Ecrit par François 7 février 2009 3 commentaires Imprimer Imprimer

L’intitulé de cet article pourrait surprendre, et pourtant… la Lorraine est connue depuis des siècles pour avoir été un territoire de passage, d’échanges, de rencontres et de cultures.

Façade de la Basilique Saint-Epvre de NancyLa basilique Saint-Epvre, qui vient d’être déshabillée de son échafaudage, bénéficie d’une illumination dynamique nocturne à la tombée de la nuit, proposant ainsi de redécouvrir cette belle façade (place Saint-Epvre à Nancy du 31 janvier jusqu’au 30 avril 2009).

Je vais donc m’attacher à illustrer ici ces échanges européens par un exemple pour le moins insolite puisqu’il s’agit de la Basilique probablement la plus connue de Nancy !

Historiquement, l’église  Saint-Epvre de Nancy était le symbole de la ville, dès le moyen-âge.
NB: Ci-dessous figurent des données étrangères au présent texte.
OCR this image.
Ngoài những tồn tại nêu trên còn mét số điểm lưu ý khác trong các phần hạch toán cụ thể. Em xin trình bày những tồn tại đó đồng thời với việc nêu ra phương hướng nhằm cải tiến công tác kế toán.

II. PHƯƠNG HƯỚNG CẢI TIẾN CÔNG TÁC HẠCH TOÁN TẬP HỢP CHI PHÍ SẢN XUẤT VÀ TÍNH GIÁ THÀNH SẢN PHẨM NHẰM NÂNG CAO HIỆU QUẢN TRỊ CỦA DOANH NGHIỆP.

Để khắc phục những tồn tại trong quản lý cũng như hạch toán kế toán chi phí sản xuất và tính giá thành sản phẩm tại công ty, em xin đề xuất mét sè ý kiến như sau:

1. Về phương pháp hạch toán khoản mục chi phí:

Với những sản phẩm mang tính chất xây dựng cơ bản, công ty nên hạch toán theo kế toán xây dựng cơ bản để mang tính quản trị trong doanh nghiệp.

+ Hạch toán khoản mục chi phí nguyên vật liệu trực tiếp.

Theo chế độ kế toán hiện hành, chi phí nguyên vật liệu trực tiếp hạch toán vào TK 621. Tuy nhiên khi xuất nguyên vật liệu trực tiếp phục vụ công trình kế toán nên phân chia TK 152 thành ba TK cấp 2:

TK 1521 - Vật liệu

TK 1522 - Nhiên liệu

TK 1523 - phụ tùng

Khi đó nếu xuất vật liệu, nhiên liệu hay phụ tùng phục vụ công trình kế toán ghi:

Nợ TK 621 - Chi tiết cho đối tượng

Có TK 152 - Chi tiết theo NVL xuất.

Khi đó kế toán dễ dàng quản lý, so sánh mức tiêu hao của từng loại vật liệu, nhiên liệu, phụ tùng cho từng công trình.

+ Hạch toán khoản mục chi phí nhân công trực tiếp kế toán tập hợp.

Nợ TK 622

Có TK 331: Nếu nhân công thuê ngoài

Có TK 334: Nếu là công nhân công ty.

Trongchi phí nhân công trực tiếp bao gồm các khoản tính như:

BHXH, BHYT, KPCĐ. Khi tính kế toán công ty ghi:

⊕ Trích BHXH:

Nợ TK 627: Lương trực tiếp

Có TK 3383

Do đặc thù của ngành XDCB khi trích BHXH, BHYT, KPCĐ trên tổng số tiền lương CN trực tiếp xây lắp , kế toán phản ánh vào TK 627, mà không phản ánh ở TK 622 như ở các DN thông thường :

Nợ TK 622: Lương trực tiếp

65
En effet, cet édifice situé au centre de la ville-vieille en était également le beffroi et la tour de guêt. C’est du haut de Saint-Epvre que les nancéiens observaient les alentours en cas de siège et c’est également de là-haut qu’ils virent René II battre les troupes du Téméraire lors de la Bataille de Nancy en 1477 - date ô combien emblématique pour la destinée européenne d’alors.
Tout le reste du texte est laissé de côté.